BY Steven Yoder . . . On Nov. 1, Fort Lauderdale, Florida’s leaders paused during a city council meeting to highlight that they’d declared November to be “Hunger and Homelessness Awareness Month.”
“Homelessness was one of the main reasons I ran for office,” said then-vice mayor Ben Sorensen, who led the proceedings. “If we all pitch in and support each other and support some of the least of these, we can do amazing, amazing things.” The city recognized 18 organizations for their work with the unhoused and tweeted out a happy photo of the group.

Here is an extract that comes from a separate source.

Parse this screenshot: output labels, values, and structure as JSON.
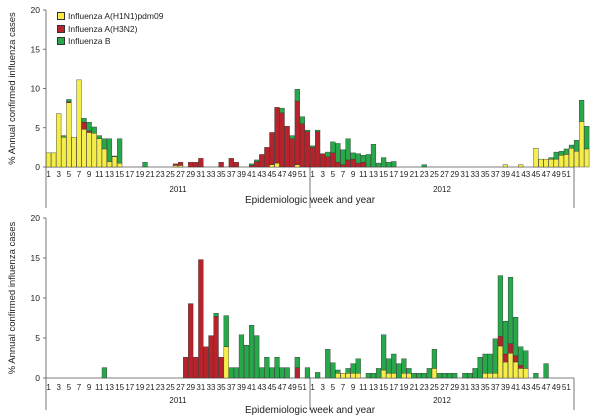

But Sorensen didn’t mention that the city’s own rules are, in part, driving up homelessness. An ordinance forbidding most people on the state’s sexual offense registry from living within 1,400 feet of schools, daycares, parks, or playgrounds puts all but 1 percent of residences off limits to those on the offense registry and forces hundreds to live on the streets. Today, a sample of the city’s unhoused people on the state registry shows that a majority camp on a commercial strip on a major highway in north Fort Lauderdale.
Sorenson also did not acknowledge that the Florida Action Committee (FAC), a nonprofit that advocates for the rights of people placed on sexual offense registries, had, for months, been asking city and county leaders for a plan to house registrants. In the days after the Nov. 1 meeting, FAC escalated its actions. On Nov. 14, the group petitioned the United Nations High Commissioner for Human Rights, alleging that the U.S. public sex offender registry contravenes provisions of the Universal Declaration of Human Rights and International Covenant on Civil and Political Rights. The declaration bans “cruel, inhuman or degrading treatment or punishment.” The group asked the UN to investigate and attached a change.org petition that’s been signed by almost 4,500 people.

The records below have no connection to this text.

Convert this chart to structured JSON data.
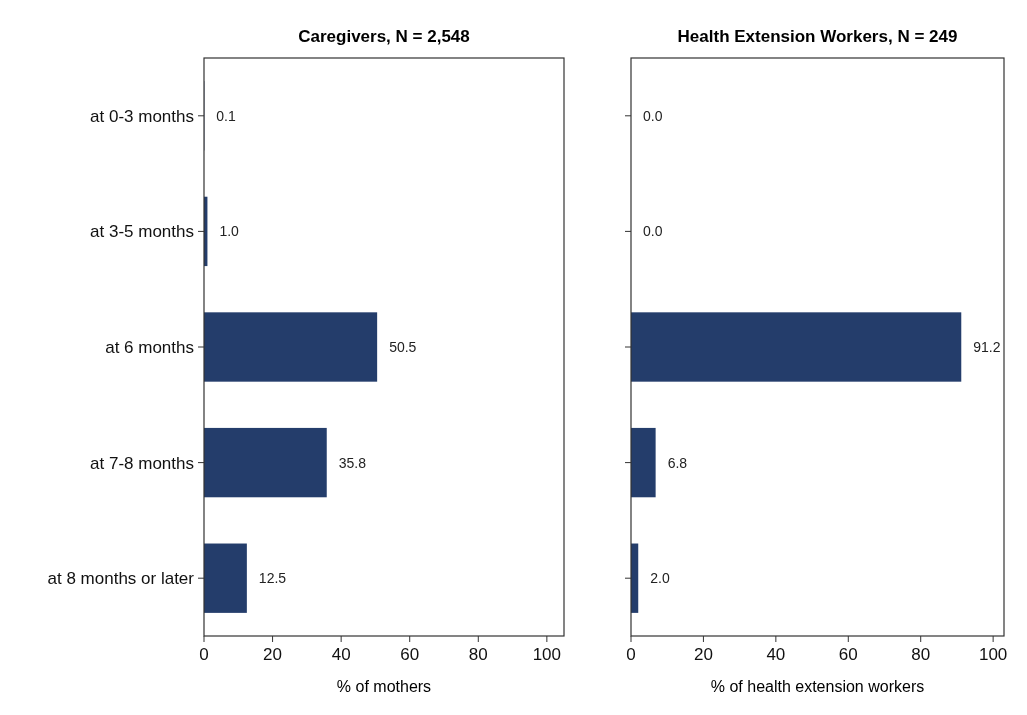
{
  "chart_data": [
    {
      "type": "bar",
      "orientation": "horizontal",
      "title": "Caregivers, N = 2,548",
      "xlabel": "% of mothers",
      "categories": [
        "at 0-3 months",
        "at 3-5 months",
        "at 6 months",
        "at 7-8 months",
        "at 8 months or later"
      ],
      "values": [
        0.1,
        1.0,
        50.5,
        35.8,
        12.5
      ],
      "value_labels": [
        "0.1",
        "1.0",
        "50.5",
        "35.8",
        "12.5"
      ],
      "color": "#243d6b",
      "xlim": [
        0,
        105
      ],
      "xticks": [
        0,
        20,
        40,
        60,
        80,
        100
      ],
      "grid": false
    },
    {
      "type": "bar",
      "orientation": "horizontal",
      "title": "Health Extension Workers, N = 249",
      "xlabel": "% of health extension workers",
      "categories": [
        null,
        null,
        null,
        null,
        null
      ],
      "values": [
        0.0,
        0.0,
        91.2,
        6.8,
        2.0
      ],
      "value_labels": [
        "0.0",
        "0.0",
        "91.2",
        "6.8",
        "2.0"
      ],
      "color": "#243d6b",
      "xlim": [
        0,
        103
      ],
      "xticks": [
        0,
        20,
        40,
        60,
        80,
        100
      ],
      "grid": false,
      "tick_labels": "x"
    }
  ]
}
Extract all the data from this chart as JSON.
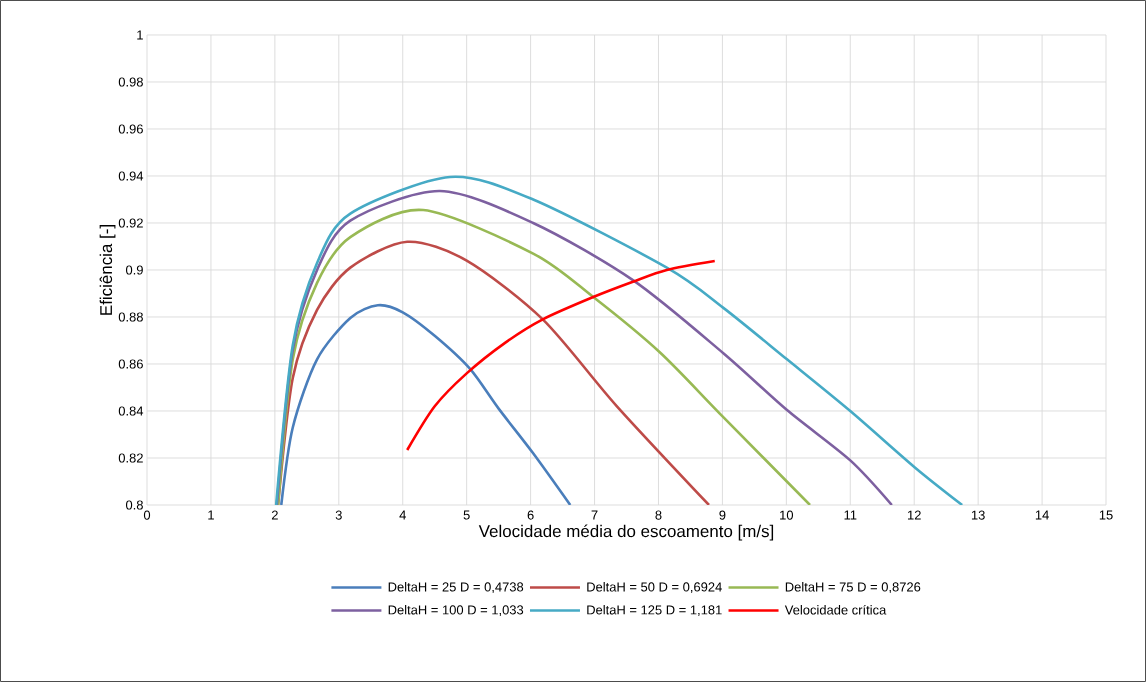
{
  "chart_data": {
    "type": "line",
    "xlabel": "Velocidade média do escoamento [m/s]",
    "ylabel": "Eficiência [-]",
    "xlim": [
      0,
      15
    ],
    "ylim": [
      0.8,
      1
    ],
    "xticks": [
      0,
      1,
      2,
      3,
      4,
      5,
      6,
      7,
      8,
      9,
      10,
      11,
      12,
      13,
      14,
      15
    ],
    "yticks": [
      0.8,
      0.82,
      0.84,
      0.86,
      0.88,
      0.9,
      0.92,
      0.94,
      0.96,
      0.98,
      1
    ],
    "grid": true,
    "legend": "bottom",
    "series": [
      {
        "name": "DeltaH = 25 D = 0,4738",
        "color": "#4a7ebb",
        "x": [
          2.1,
          2.28,
          2.66,
          3.18,
          3.61,
          4.0,
          4.5,
          5.05,
          5.5,
          6.04,
          6.62
        ],
        "values": [
          0.8,
          0.833,
          0.862,
          0.8796,
          0.885,
          0.882,
          0.872,
          0.858,
          0.841,
          0.822,
          0.8
        ]
      },
      {
        "name": "DeltaH = 50 D = 0,6924",
        "color": "#be4b48",
        "x": [
          2.05,
          2.28,
          2.66,
          3.18,
          4.07,
          5.0,
          6.19,
          7.35,
          8.79
        ],
        "values": [
          0.8,
          0.854,
          0.883,
          0.901,
          0.912,
          0.904,
          0.879,
          0.842,
          0.8
        ]
      },
      {
        "name": "DeltaH = 75 D = 0,8726",
        "color": "#98b954",
        "x": [
          2.05,
          2.28,
          2.66,
          3.18,
          4.32,
          6.04,
          6.98,
          8.02,
          9.01,
          10.37
        ],
        "values": [
          0.8,
          0.862,
          0.8945,
          0.914,
          0.9255,
          0.907,
          0.8885,
          0.865,
          0.8375,
          0.8
        ]
      },
      {
        "name": "DeltaH = 100 D = 1,033",
        "color": "#7d60a0",
        "x": [
          2.03,
          2.28,
          2.66,
          3.18,
          4.58,
          6.04,
          7.6,
          9.01,
          10.01,
          11.0,
          11.65
        ],
        "values": [
          0.8,
          0.866,
          0.9,
          0.921,
          0.9336,
          0.92,
          0.8957,
          0.8647,
          0.8404,
          0.819,
          0.8
        ]
      },
      {
        "name": "DeltaH = 125 D = 1,181",
        "color": "#46aac5",
        "x": [
          2.02,
          2.28,
          2.66,
          3.18,
          4.74,
          6.04,
          8.13,
          9.01,
          10.01,
          11.0,
          12.01,
          12.75
        ],
        "values": [
          0.8,
          0.868,
          0.903,
          0.924,
          0.9396,
          0.93,
          0.901,
          0.884,
          0.862,
          0.84,
          0.816,
          0.8
        ]
      },
      {
        "name": "Velocidade crítica",
        "color": "#ff0000",
        "x": [
          4.07,
          4.5,
          5.0,
          5.6,
          6.19,
          6.98,
          7.6,
          8.13,
          8.88
        ],
        "values": [
          0.8234,
          0.842,
          0.856,
          0.869,
          0.879,
          0.8885,
          0.895,
          0.9,
          0.9038
        ]
      }
    ]
  }
}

“The act of placing human beings on a public shaming list for life and subjecting them to the crippling and dehumanizing consequences, when that list has been proven through empirical research to be ineffective at preventing recidivism or reducing sexual offending, is cruel and degrading,” the group wrote to the UN.
If the UN determines the complaint is admissible, it will be sent to the U.S. government for a response and could eventually be referred to the UN’s Human Rights Council for further action. As yet, FAC has heard nothing back from the UN, Gail Colletta, the group’s president, told The Appeal.